The governors see an opportunity to cut states' rising health care costs as negotiators for the House and Senate attempt to reconcile their versions of a new prescription drug benefit under Medicare, the federal health program for older and disabled Americans.
The House bill would give drug coverage to all Medicare recipients, phasing out over 15 years the states' obligation to pay drug costs. The Senate version would deny a Medicare drug benefit to people -- dubbed dual eligibles -- who also are enrolled in Medicaid, the joint federal-state health program for poor people.
All 50 governors signed a letter to Rep. Bill Thomas, R-Calif., the lead House negotiator, urging lawmakers to keep the House provision in the final bill.
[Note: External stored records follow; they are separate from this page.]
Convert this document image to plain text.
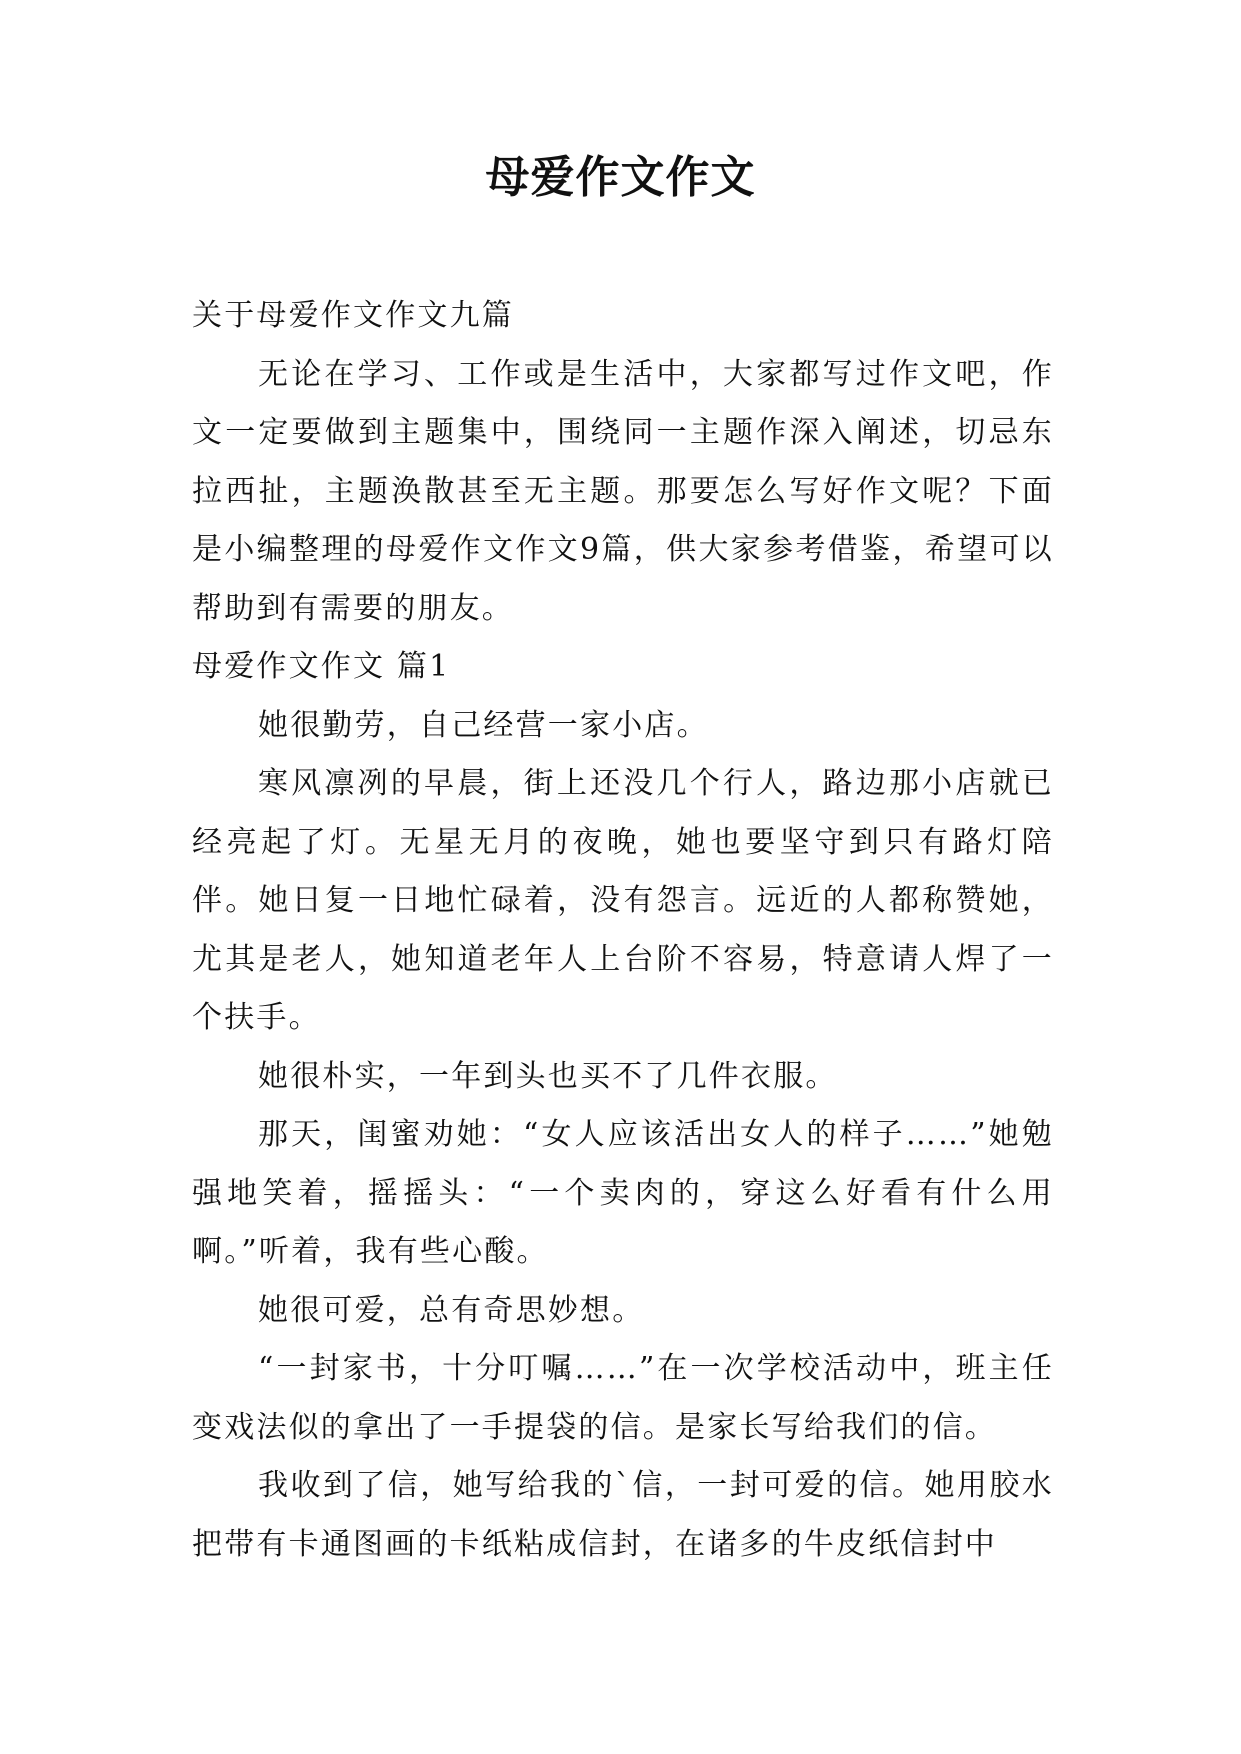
母爱作文作文

关于母爱作文作文九篇

无论在学习、工作或是生活中，大家都写过作文吧，作文一定要做到主题集中，围绕同一主题作深入阐述，切忌东拉西扯，主题涣散甚至无主题。那要怎么写好作文呢？下面是小编整理的母爱作文作文9篇，供大家参考借鉴，希望可以帮助到有需要的朋友。

母爱作文作文 篇1

她很勤劳，自己经营一家小店。

寒风凛冽的早晨，街上还没几个行人，路边那小店就已经亮起了灯。无星无月的夜晚，她也要坚守到只有路灯陪伴。她日复一日地忙碌着，没有怨言。远近的人都称赞她，尤其是老人，她知道老年人上台阶不容易，特意请人焊了一个扶手。

她很朴实，一年到头也买不了几件衣服。

那天，闺蜜劝她：“女人应该活出女人的样子……”她勉强地笑着，摇摇头：“一个卖肉的，穿这么好看有什么用啊。”听着，我有些心酸。

她很可爱，总有奇思妙想。

“一封家书，十分叮嘱……”在一次学校活动中，班主任变戏法似的拿出了一手提袋的信。是家长写给我们的信。

我收到了信，她写给我的`信，一封可爱的信。她用胶水把带有卡通图画的卡纸粘成信封，在诸多的牛皮纸信封中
Kentucky Gov. Paul Patton, a Democrat who chairs the National Governors Assn., said Monday that the issue is of "vital importance" as governors try to cope with budget shortfalls.
The federal government pays the entire bill for Medicare. But states pay about a third of the cost of Medicaid, about $40 billion annually just for people who are covered by both government health programs, the governors association said. Prescription drug costs account for $7 billion, the association said.
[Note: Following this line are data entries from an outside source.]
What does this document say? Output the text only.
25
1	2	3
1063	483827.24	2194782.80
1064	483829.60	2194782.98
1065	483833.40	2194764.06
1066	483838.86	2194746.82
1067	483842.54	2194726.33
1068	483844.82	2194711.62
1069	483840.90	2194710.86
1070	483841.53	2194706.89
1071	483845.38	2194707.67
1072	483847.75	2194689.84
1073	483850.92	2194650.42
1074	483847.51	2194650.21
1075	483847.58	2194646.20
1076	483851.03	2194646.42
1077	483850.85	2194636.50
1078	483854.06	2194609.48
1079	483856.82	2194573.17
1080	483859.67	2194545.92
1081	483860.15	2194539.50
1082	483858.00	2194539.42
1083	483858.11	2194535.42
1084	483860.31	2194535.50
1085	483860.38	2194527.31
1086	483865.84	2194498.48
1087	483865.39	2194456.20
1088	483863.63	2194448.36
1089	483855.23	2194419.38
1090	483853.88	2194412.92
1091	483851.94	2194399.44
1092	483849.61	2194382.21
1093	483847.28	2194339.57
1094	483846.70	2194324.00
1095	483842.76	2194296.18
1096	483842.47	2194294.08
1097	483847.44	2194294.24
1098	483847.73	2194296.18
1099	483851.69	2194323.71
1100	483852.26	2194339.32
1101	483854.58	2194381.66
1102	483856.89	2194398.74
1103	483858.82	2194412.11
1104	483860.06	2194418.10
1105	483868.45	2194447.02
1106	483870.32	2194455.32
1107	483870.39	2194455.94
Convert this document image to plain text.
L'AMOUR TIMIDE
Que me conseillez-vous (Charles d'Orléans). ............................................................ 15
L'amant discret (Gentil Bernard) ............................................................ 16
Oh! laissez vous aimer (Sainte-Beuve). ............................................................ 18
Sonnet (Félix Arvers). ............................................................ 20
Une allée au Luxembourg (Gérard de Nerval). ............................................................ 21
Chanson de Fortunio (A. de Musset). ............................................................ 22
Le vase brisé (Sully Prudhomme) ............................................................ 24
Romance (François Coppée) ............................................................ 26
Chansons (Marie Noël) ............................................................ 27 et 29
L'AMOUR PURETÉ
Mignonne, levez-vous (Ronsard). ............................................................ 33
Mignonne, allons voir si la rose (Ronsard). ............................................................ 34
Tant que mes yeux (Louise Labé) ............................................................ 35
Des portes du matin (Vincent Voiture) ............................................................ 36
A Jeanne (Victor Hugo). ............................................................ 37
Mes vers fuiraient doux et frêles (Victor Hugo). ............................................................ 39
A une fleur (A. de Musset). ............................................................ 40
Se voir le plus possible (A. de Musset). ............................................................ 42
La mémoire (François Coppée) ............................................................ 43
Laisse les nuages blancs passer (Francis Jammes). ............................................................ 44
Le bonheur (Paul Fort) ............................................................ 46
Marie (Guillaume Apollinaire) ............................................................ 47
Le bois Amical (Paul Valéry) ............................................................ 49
Governors failed earlier this year to bridge a partisan divide and come up with a blueprint for an overhaul of Medicaid, which provides health coverage for 44 million Americans. But Patton said there was no argument that the program's "cost is growing beyond the capacity of states to keep up with it."
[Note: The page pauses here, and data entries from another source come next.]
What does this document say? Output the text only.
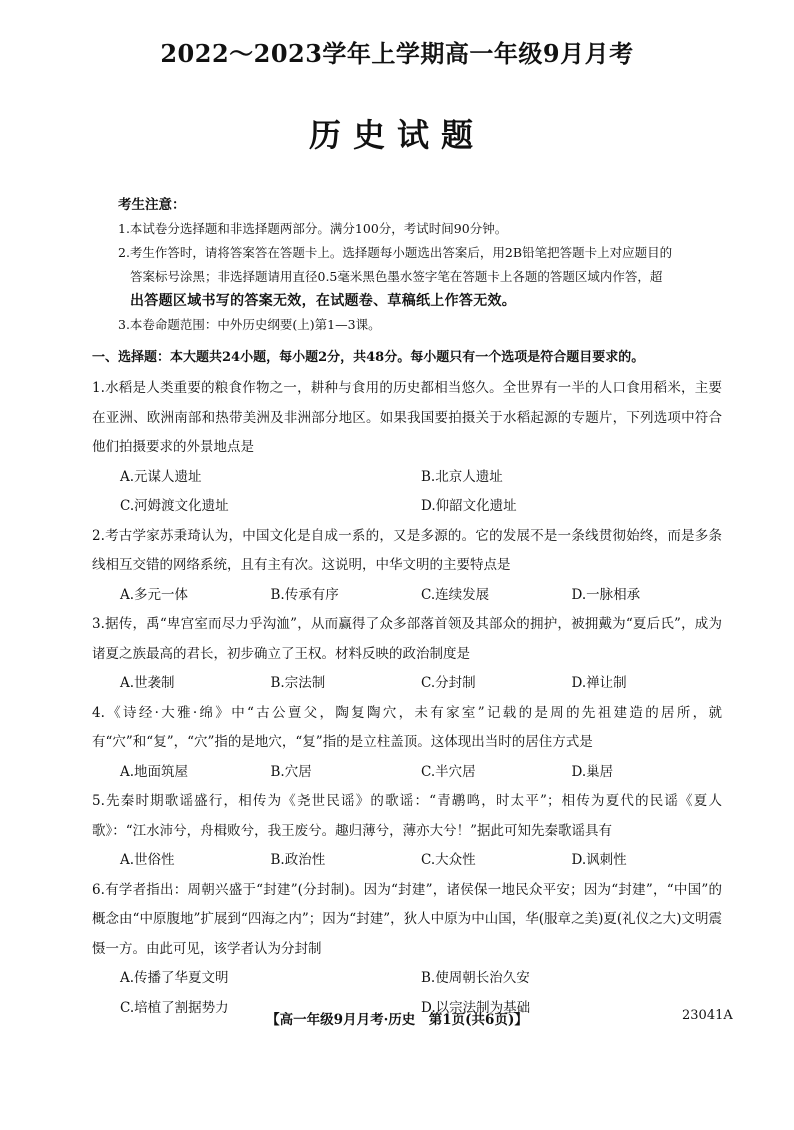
2022～2023学年上学期高一年级9月月考
历史试题
考生注意：
1.本试卷分选择题和非选择题两部分。满分100分，考试时间90分钟。
2.考生作答时，请将答案答在答题卡上。选择题每小题选出答案后，用2B铅笔把答题卡上对应题目的
答案标号涂黑；非选择题请用直径0.5毫米黑色墨水签字笔在答题卡上各题的答题区域内作答，超
出答题区域书写的答案无效，在试题卷、草稿纸上作答无效。
3.本卷命题范围：中外历史纲要(上)第1—3课。
一、选择题：本大题共24小题，每小题2分，共48分。每小题只有一个选项是符合题目要求的。
1.水稻是人类重要的粮食作物之一，耕种与食用的历史都相当悠久。全世界有一半的人口食用稻米，主要在亚洲、欧洲南部和热带美洲及非洲部分地区。如果我国要拍摄关于水稻起源的专题片，下列选项中符合他们拍摄要求的外景地点是
A.元谋人遗址	B.北京人遗址
C.河姆渡文化遗址	D.仰韶文化遗址
2.考古学家苏秉琦认为，中国文化是自成一系的，又是多源的。它的发展不是一条线贯彻始终，而是多条线相互交错的网络系统，且有主有次。这说明，中华文明的主要特点是
A.多元一体	B.传承有序	C.连续发展	D.一脉相承
3.据传，禹“卑宫室而尽力乎沟洫”，从而赢得了众多部落首领及其部众的拥护，被拥戴为“夏后氏”，成为诸夏之族最高的君长，初步确立了王权。材料反映的政治制度是
A.世袭制	B.宗法制	C.分封制	D.禅让制
4.《诗经·大雅·绵》中“古公亶父，陶复陶穴，未有家室”记载的是周的先祖建造的居所，就有“穴”和“复”，“穴”指的是地穴，“复”指的是立柱盖顶。这体现出当时的居住方式是
A.地面筑屋	B.穴居	C.半穴居	D.巢居
5.先秦时期歌谣盛行，相传为《尧世民谣》的歌谣：“青鹕鸣，时太平”；相传为夏代的民谣《夏人歌》：“江水沛兮，舟楫败兮，我王废兮。趣归薄兮，薄亦大兮！”据此可知先秦歌谣具有
A.世俗性	B.政治性	C.大众性	D.讽刺性
6.有学者指出：周朝兴盛于“封建”(分封制)。因为“封建”，诸侯保一地民众平安；因为“封建”，“中国”的概念由“中原腹地”扩展到“四海之内”；因为“封建”，狄人中原为中山国，华(服章之美)夏(礼仪之大)文明震慑一方。由此可见，该学者认为分封制
A.传播了华夏文明	B.使周朝长治久安
C.培植了割据势力	D.以宗法制为基础
【高一年级9月月考·历史　第1页(共6页)】	23041A
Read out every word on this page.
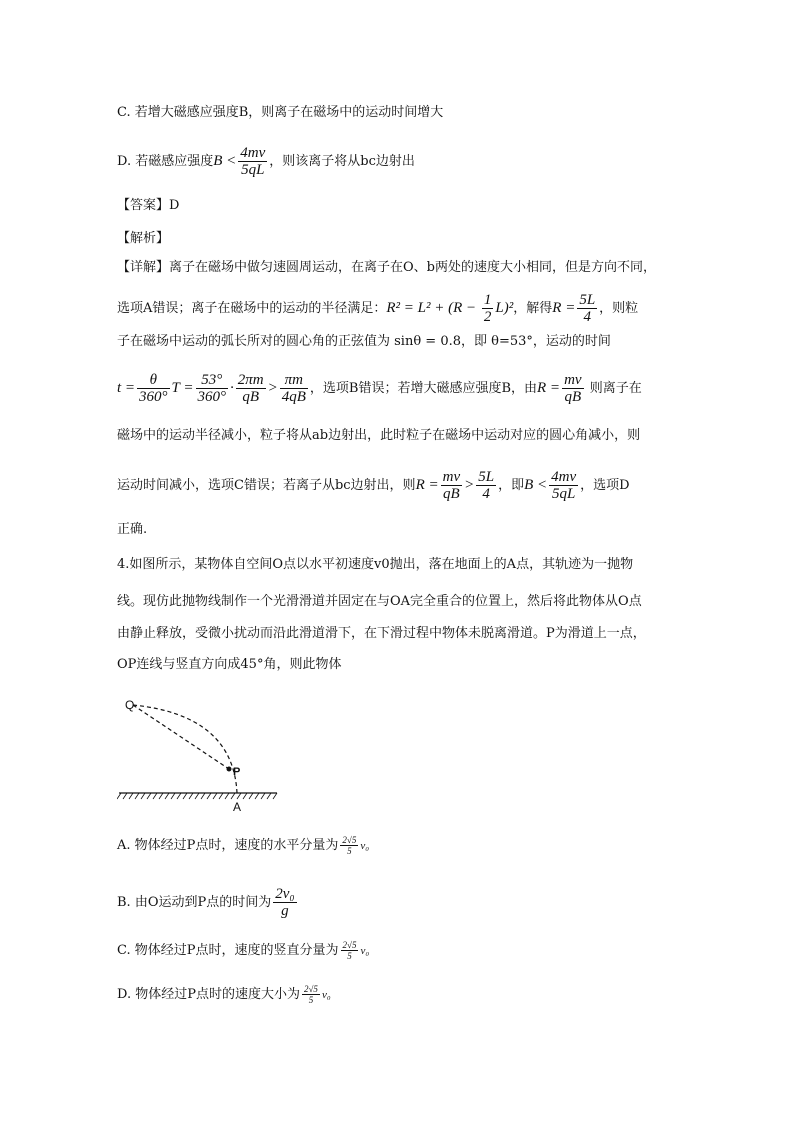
C. 若增大磁感应强度B，则离子在磁场中的运动时间增大
D. 若磁感应强度$B < \frac{4mv}{5qL}$ ，则该离子将从bc边射出
【答案】D
【解析】
【详解】离子在磁场中做匀速圆周运动，在离子在O、b两处的速度大小相同，但是方向不同，
选项A错误；离子在磁场中的运动的半径满足：$R^2 = L^2 + (R - \frac{1}{2} L)^2$，解得$R = \frac{5L}{4}$ ，则粒
子在磁场中运动的弧长所对的圆心角的正弦值为 sinθ = 0.8，即 θ=53°，运动的时间
$t = \frac{\theta}{360^\circ}$ $T = \frac{53^\circ}{360^\circ} \cdot \frac{2\pi m}{qB} > \frac{\pi m}{4qB}$ ，选项B错误；若增大磁感应强度B，由$R = \frac{mv}{qB}$ 则离子在
磁场中的运动半径减小，粒子将从ab边射出，此时粒子在磁场中运动对应的圆心角减小，则
运动时间减小，选项C错误；若离子从bc边射出，则$R = \frac{mv}{qB} > \frac{5L}{4}$ ，即$B < \frac{4mv}{5qL}$ ，选项D
正确.
4.如图所示，某物体自空间O点以水平初速度v0抛出，落在地面上的A点，其轨迹为一抛物
线。现仿此抛物线制作一个光滑滑道并固定在与OA完全重合的位置上，然后将此物体从O点
由静止释放，受微小扰动而沿此滑道滑下，在下滑过程中物体未脱离滑道。P为滑道上一点，
OP连线与竖直方向成45°角，则此物体
Q
P
A
A. 物体经过P点时，速度的水平分量为 $\frac{2√5}{5} v_0$
B. 由O运动到P点的时间为 $\frac{\text{2v₀}}{g}$
C. 物体经过P点时，速度的竖直分量为 $\frac{2√5}{5} v_0$
D. 物体经过P点时的速度大小为 $\frac{2√5}{5} v_0$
Continuing to have Medicaid pay prescription drug costs probably will mean cuts elsewhere in the program, with services to women and children the likeliest targets, he said.
The Medicare bill in Congress also faces a difficult road. The Senate passed a bipartisan bill while the House measure was crafted to the specifications of conservatives, and drew the votes of only nine Democrats.
While most analysts have said the Senate bill is more generous to low-income Americans, critics have said that the exclusion of federally paid drug benefits to Medicaid recipients undermines a core principle of Medicare, its availability to older and disabled Americans regardless of income.